SANDERS Theater. Originally, it was built as a memorial to the brave sons of Harvard who gave their lives in the World Wars. Unfortunately, of late, it has come to represent something far more trivial: the Core Curriculum. No longer a haven for heroes, it is now home to "Ec 10," "Justice," "Jesus and the Moral Life," and the newest addition, "Cultural Revolution."

As the Core celebrates its 10th anniversary, there has been a great deal of Administration back-patting. Unfortunately, they have failed to fully consider student opinions of the Core Program.

While most students would agree that the Core is basically an acceptable approach to liberal education, the overwhelming majority are quick to point out its logistical flaws, namely the massive class sizes and the limited course selection.

Susan Lewis, Director of the Core Curriculm, has been consistently unavailable for comment and has refused to give Core enrollment figures. But, Lewis did address the issue last week in the Administration-produced Harvard Gazette. She claimed that the Core offered many small courses, pointing to 26 courses with enrollment of less than 60 students.

While 60 people will never constitute an intimate atmosphere, this reporter found that of those 26 courses (based on a CUE guide listings of class size), 15 required a foreign language (Foreign Cultures), A.P. physics or chemistry (Science A), or enrollment fees for art supplies (Literature & Arts B).

THE Core offers too few courses in each of its 10 subject areas and consequently, large classes result. For example, last fall each area averaged a mere 4.3 course offerings, with some areas, like Moral Reasoning, offering as few as two classes. When only two classes are offered for a student body of over 6000, those classes obviously will become large and unwieldly. These large classes become, as Professor Richard Pipes told the Harvard Gazette, "like an Off-Broadway production."

Pipes hit what has become a fact of life: the transformation of the Core course into a multimedia extravaganza. After watching the far-off song and dance of Harvard's hottest star professors, the bright lights and big names have all blurred the Core into some intellectual imitation of MTV--with the depth and sincerity to match.
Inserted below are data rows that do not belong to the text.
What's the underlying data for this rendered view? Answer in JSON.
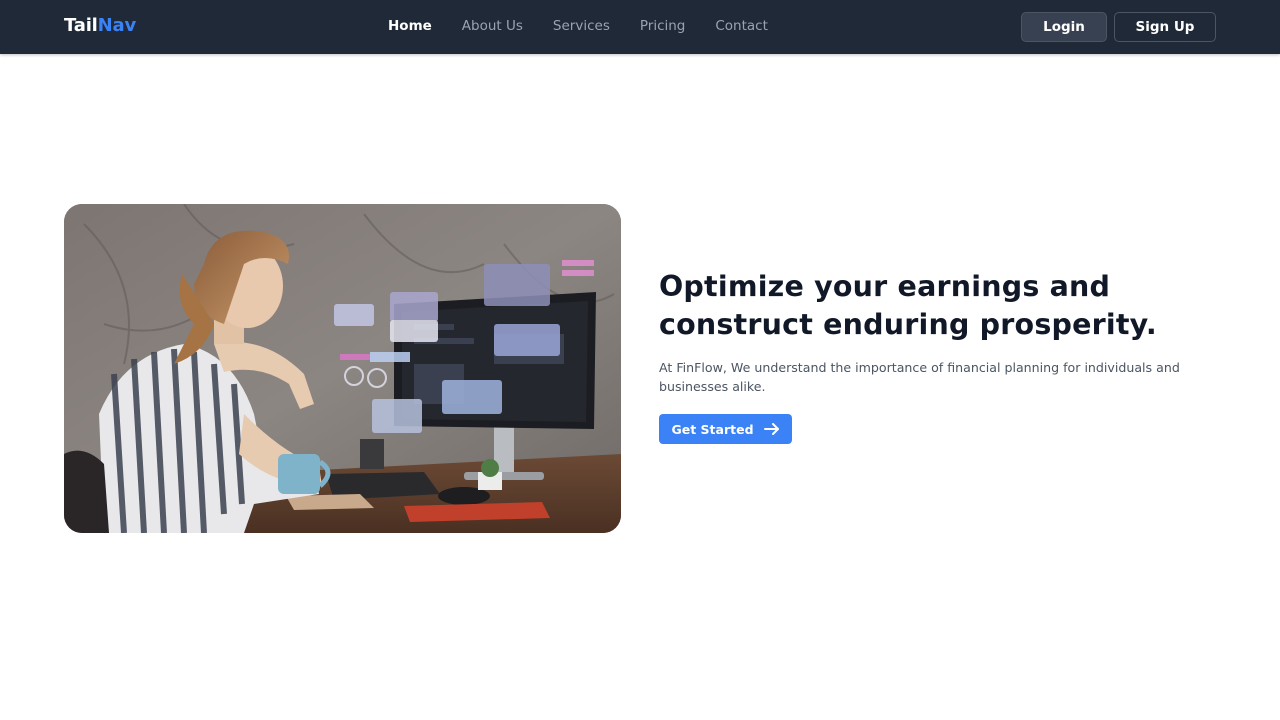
{
  "brand": {
    "prefix": "Tail",
    "suffix": "Nav"
  },
  "nav": {
    "links": [
      {
        "label": "Home",
        "active": true
      },
      {
        "label": "About Us",
        "active": false
      },
      {
        "label": "Services",
        "active": false
      },
      {
        "label": "Pricing",
        "active": false
      },
      {
        "label": "Contact",
        "active": false
      }
    ],
    "login_label": "Login",
    "signup_label": "Sign Up"
  },
  "hero": {
    "title": "Optimize your earnings and construct enduring prosperity.",
    "description": "At FinFlow, We understand the importance of financial planning for individuals and businesses alike.",
    "cta_label": "Get Started",
    "cta_icon": "arrow-right-icon",
    "image_subject": "woman-at-desk-with-holographic-dashboard"
  },
  "colors": {
    "nav_bg": "#1f2937",
    "accent": "#3b82f6",
    "heading": "#111827",
    "body_text": "#4b5563"
  }
}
Unfortunately, for students dissatisfied with large class sizes, the Core offers very few alternatives to the "Monster Cores." The best courses (according to the CUE Guide) and the easiest (according to Crimson editors) are consistently huge. Thus, these students are forced to endure the inaccessibility of the professor, the bureaucracy of sectioning, the personal quirks of the teaching fellow army, and the inevitable race for the Coop's inadequate book supply.

THE Core's problem is not large courses; large, popular courses exist at all universities. But the Core forces students into large courses by offering no other alternatives, as if subjecting us to inescapable hours of MTV re-runs (Help!, Michael Jackson, and Michael Sandel--All Day, All Night, On MTV).

While some professors, like Henry Rosovsky (the architect of the Core Curriculm), claim that there is no correlation between class size and educational quality, students do not have the freedom of choice to test that contention. The large size of the Core has become an inescapable element of Harvard's undergraduate education.

The most obvious solution to this dilemma is to increase the number of Core course offerings--a proposition that has received the support of Dean Michael A. Spence but seen little actual progress within the Core program.

Unfortunately, the Core's bureaucracy makes additional offerings extremely difficult. In order to offer an additional Core, a professor must submit to a tedious petitioning process. Then, once accepted, the professor faces additional logistical problems of preparing for the "masses."

Perhaps a more lasting solution would be to require senior faculties to participate more actively in the Core. While 95 percent of all Core courses are taught by senior faculty, less than 50 percent of senior faculty actually teach a Core.

Of course, this proposition "steals" professors away from other courses. But if the Faculty feels that the Core is the foundation of a liberal arts education, then it should back up that commitment with the necessary facilities and teaching time to provide a real education. Otherwise, the Core could be replaced by cable and VJ Dweezil Zappa.